Auditing a Score Against Its Transcript
A score tells you that a flow scored 10. The transcript tells you why. This is how you confirm a number reflects what actually happened on the call — and never trust a score you can audit.
The problem
The quality DB and the eval matrix report aggregate scores:
weather: correctness 10. But a number can be faithfully computed and still not
mean what you assume. Did the caller actually get what they needed? Was the slot caller-given or
defaulted? Did a “10” quietly include an escalation? You cannot tell from the number — only
from the conversation that produced it. Every eval run records those conversations as
flow-transcripts-*.jsonl (full caller+agent turns, captured slots, computed aspects);
the audit tool reads them back.
The tool
scripts/review_transcripts.py does three things (run under the project venv):
# 1. LIST every recorded conversation for a flow, with score + outcome .venv/bin/python scripts/review_transcripts.py --flow weather # 2. SHOW one conversation's full turn-by-turn transcript .venv/bin/python scripts/review_transcripts.py --flow weather --show 0 # 3. VALIDATE — does the recorded correctness match the transcript? .venv/bin/python scripts/review_transcripts.py --flow weather --validate
Flags: --persona <name> filters; --dir <run> targets a specific
run (default searches docs/flow-eval + /tmp/ab_eval/*). The same capability is
packaged as the review-transcripts skill.
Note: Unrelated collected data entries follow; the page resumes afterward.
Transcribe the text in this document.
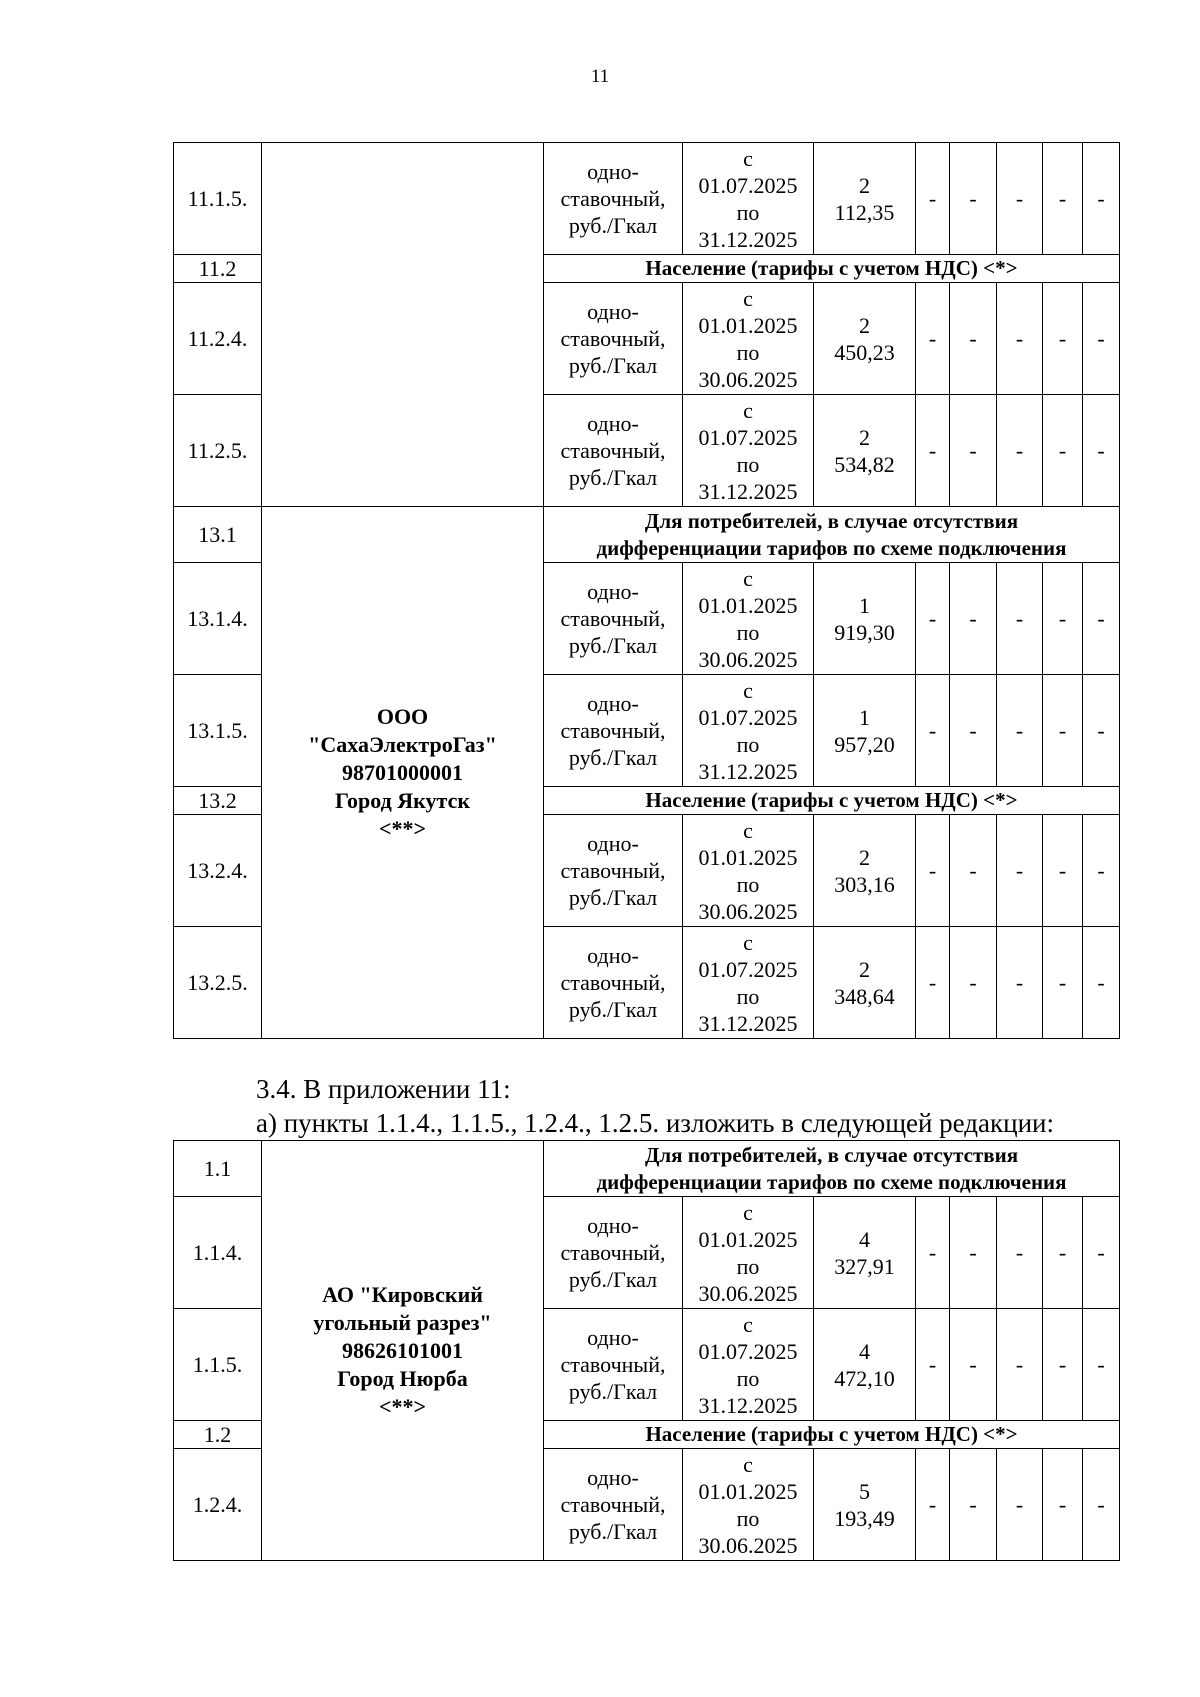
11
11.1.5.		одно-
ставочный,
руб./Гкал	с
01.07.2025
по
31.12.2025	2
112,35	-	-	-	-	-
11.2		Население (тарифы с учетом НДС) <*>							
11.2.4.		одно-
ставочный,
руб./Гкал	с
01.01.2025
по
30.06.2025	2
450,23	-	-	-	-	-
11.2.5.		одно-
ставочный,
руб./Гкал	с
01.07.2025
по
31.12.2025	2
534,82	-	-	-	-	-
13.1	ООО
"СахаЭлектроГаз"
98701000001
Город Якутск
<**>	Для потребителей, в случае отсутствия
дифференциации тарифов по схеме подключения							

13.1.4.		одно-
ставочный,
руб./Гкал	с
01.01.2025
по
30.06.2025	1
919,30	-	-	-	-	-
13.1.5.		одно-
ставочный,
руб./Гкал	с
01.07.2025
по
31.12.2025	1
957,20	-	-	-	-	-
13.2		Население (тарифы с учетом НДС) <*>							
13.2.4.		одно-
ставочный,
руб./Гкал	с
01.01.2025
по
30.06.2025	2
303,16	-	-	-	-	-
13.2.5.		одно-
ставочный,
руб./Гкал	с
01.07.2025
по
31.12.2025	2
348,64	-	-	-	-	-
3.4. В приложении 11:
а) пункты 1.1.4., 1.1.5., 1.2.4., 1.2.5. изложить в следующей редакции:
1.1	АО "Кировский
угольный разрез"
98626101001
Город Нюрба
<**>	Для потребителей, в случае отсутствия
дифференциации тарифов по схеме подключения							

1.1.4.		одно-
ставочный,
руб./Гкал	с
01.01.2025
по
30.06.2025	4
327,91	-	-	-	-	-
1.1.5.		одно-
ставочный,
руб./Гкал	с
01.07.2025
по
31.12.2025	4
472,10	-	-	-	-	-
1.2		Население (тарифы с учетом НДС) <*>							
1.2.4.		одно-
ставочный,
руб./Гкал	с
01.01.2025
по
30.06.2025	5
193,49	-	-	-	-	-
The audit: differential validation
--validate independently recomputes correctness from the saved
outcome + slots, using the same deterministic rule as the live eval
(aspects.py _correctness: reached a success
terminal AND every target slot filled), and diffs it against the recorded score:
# Audit: weather — recorded vs recomputed correctness # targets (must be filled for 10): ['city'] # persona rec recomp match final_state basis 0 skeptical 10.0 10.0 ✅ report city=caller-given ... 6 conversations · 0 score/transcript mismatch(es).
recvsrecomp— recorded vs recomputed-from-transcript. They must match.match— ✅ if equal;❌ MISMATCHmeans the recorded number disagrees with the transcript (a real bug: scoring error or corrupt record). Exit code 1.basis— why it scored: which target slots are filled and whether each wascaller-given,extracted/other, orDEFAULTED.
Two things the audit makes visible
Both were found by running this audit on flows that looked perfect:
| Finding | What the number hid |
|---|---|
Shallow correctness. weather scores a clean 10 across personas. |
Correctness only checks a city was captured and a report terminal was reached — not that the weather content was right (it is a fixed stub). A “10” means the flow worked, not that the caller got accurate weather. (Backlog F-360.) |
Escalation scored as success. A restaurant_reservation conversation
scored correctness 10 with final_state=escalated. |
The metric counts “non-failure terminal + slots filled” as success, and
escalated isn't a failure status — so a booking that bailed to a human still scored 10.
Fine for a message-taking flow; debatable for a booking. The audit surfaced it by printing
final_state next to correctness. (Tracked as an eval-semantics item.) |
When to reach for it
- “Is this flow really a 10?” →
--validate, then read the basis and the final states. - “Show me what the caller and agent actually said.” →
--show N. - Pair it with every held-out draw. The held-out
monitoring loop runs
--validateon each fresh batch, so every cycle checks both did anything regress? and are the scores honest? — for almost no extra cost, since the run already produced the transcripts.